Dashbird handles the battle of observability into your system. When you go live into production, this becomes crucial. The most important way to figure out problems is with logs and alerts. Dashbird consumes your CloudWatch Logs, and gives you broken down invocation information about each call. Turn on your VERBOSE logs on your Lambda, and bask in the glory of seeing logs organized. They are built from the ground up to manage a Lambda based system, this is the real key to their success.

# 8. Slack


Slack is crucial for observability into your system. Setting up many different rooms that get written to by your system is an invaluable way to handle seeing data and errors. You will want to make sure your rooms aren't too chatty. But having CRON running to give your team summaries in a slack channel, or writing all errors to slack are just some of the ways, that instant notifications can help you build a better system.

# 9. Circleci


Circleci enables you to run your serverless system in the cloud. By stitching together your docker-compose, terraform, and serverless framework IaC code for into one helpful pipeline to test locally, deploy, then test in the cloud. We setup it up that the first step will stand up LocalStack and run through all our unit tests and Postman tests. Then we have a step to deploy our Terraform or Ansible code. Then our Serverless Framework code. Lastly, we have a smoke test step that will use the same Postman tests, but run them against the newly created endpoints. All of this is done on every commit to our dev, staging, and master branches in our GitHub repo, and the results are written to a Slack channel.

# 10. Firebase


Firebase is a pub/sub NoSql database. Or at least that is how it started, it was then acquired by Google, and has become the backbone of their mobile system with more than 20 products under their ecosystem.
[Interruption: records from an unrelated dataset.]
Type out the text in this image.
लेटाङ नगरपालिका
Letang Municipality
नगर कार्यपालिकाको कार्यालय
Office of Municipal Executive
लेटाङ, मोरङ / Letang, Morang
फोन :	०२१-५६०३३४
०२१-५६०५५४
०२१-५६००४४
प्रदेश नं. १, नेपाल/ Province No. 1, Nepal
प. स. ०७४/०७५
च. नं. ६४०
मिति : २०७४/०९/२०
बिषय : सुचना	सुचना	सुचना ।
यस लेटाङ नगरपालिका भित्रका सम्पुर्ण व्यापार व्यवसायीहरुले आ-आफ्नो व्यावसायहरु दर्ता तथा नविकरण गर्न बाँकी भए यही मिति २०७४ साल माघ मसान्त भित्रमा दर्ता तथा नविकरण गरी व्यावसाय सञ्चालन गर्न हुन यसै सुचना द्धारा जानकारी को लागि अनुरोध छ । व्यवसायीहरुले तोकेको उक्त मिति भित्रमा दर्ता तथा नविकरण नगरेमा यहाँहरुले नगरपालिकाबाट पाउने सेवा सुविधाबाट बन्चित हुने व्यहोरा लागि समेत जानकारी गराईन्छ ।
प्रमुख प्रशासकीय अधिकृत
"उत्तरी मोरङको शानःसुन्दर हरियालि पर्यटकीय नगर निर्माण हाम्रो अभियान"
But the original product is still the best out there if you need realtime data over sockets to mobile devices. It is a true marvel to use, and just always works. They have SDK's for all major backend languages, so if you do want to venture out of the AWS ecosystem, this is one tool I would highly recommend. It isn't exactly a serverless offering, but a managed service, but if you are building state of the art serverless systems, you may have a real need for a pub/sub system.

# Conclusion

Well, there you have it! The serverless paradigm is an exciting evolution in software development. Choosing the right tools to handle it all is not easy. But luckily, the ecosystem is maturing rapidly. It can seem daunting, but once you start to see your entire system it will become an absolute joy to build in.